If these veggie-patty nuggets seem like your thing, get to a McDonald’s Japan soon- they will only be in restaurants from now until September. A box of four nuggets retails for ¥249 ($2.44).

Tainted nuggets aren’t the only new issue facing McDonald’s overseas.

In Russia, the American burger chain has been slapped with a lawsuit by food regulators in the city of Novgorod, where inspectors alleged that the company misrepresented the fat content and nutritional values of various menu items including its cheeseburgers and shakes, reports the LA Times.

On Monday, a national investigation was launched by food safety agency Rosselkhoznadzor into the possibility of illegal antibiotic-tainted cheese products being used at any of the 430 Russian franchises.

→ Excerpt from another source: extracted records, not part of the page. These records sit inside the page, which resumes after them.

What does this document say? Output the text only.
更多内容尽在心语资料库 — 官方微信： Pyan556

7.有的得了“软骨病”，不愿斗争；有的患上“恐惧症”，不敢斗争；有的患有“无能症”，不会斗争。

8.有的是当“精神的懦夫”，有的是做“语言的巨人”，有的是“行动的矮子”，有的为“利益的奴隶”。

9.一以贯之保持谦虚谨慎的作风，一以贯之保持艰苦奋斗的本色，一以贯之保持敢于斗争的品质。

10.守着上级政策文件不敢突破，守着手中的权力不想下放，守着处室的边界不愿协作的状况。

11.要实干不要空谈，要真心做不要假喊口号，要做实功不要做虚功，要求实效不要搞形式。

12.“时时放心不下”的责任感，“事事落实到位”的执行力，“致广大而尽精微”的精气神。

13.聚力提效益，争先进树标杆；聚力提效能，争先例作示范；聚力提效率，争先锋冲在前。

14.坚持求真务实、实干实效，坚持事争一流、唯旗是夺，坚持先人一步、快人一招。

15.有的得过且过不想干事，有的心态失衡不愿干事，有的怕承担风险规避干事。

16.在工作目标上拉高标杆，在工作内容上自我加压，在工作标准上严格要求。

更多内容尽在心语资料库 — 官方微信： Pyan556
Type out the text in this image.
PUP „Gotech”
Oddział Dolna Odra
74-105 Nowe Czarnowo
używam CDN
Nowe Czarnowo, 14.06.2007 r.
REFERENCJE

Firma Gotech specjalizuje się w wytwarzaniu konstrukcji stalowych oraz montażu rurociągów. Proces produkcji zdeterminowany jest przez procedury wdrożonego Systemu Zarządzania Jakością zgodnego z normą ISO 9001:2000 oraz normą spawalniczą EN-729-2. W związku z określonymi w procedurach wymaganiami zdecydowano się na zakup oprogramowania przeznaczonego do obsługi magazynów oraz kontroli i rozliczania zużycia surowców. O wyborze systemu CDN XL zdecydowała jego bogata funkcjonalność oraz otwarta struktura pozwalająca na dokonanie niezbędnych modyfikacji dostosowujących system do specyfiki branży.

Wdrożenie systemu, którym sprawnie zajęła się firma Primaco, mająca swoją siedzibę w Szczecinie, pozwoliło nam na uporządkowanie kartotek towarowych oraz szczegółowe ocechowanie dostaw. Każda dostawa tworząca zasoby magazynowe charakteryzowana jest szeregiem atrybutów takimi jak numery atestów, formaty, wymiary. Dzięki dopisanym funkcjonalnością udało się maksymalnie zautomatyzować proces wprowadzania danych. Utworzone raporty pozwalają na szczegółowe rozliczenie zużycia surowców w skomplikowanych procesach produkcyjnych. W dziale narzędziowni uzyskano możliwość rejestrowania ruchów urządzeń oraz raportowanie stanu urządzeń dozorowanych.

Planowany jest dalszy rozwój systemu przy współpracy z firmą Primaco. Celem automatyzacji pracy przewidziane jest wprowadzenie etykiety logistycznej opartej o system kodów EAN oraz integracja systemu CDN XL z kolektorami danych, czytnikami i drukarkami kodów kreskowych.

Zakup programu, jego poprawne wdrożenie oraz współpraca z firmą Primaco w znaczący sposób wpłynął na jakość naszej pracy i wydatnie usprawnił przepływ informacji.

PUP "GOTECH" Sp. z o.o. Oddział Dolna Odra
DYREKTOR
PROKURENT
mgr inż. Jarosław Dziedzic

Should any restaurant location be found in violation, they would face the possibility of immediate closure.

Despite allegations, McDonald's said that is has not received any complaints about the quality of its food, and that all nutritional information had been calculated according to standards set by the government.

The Russian problems come amid strained U.S.-Kremlin relations that have seen a ban on American adoptions of Russian children last year, and a decision by fast food chain Wendy’s to leave the Russian market altogether, according to the LA Times.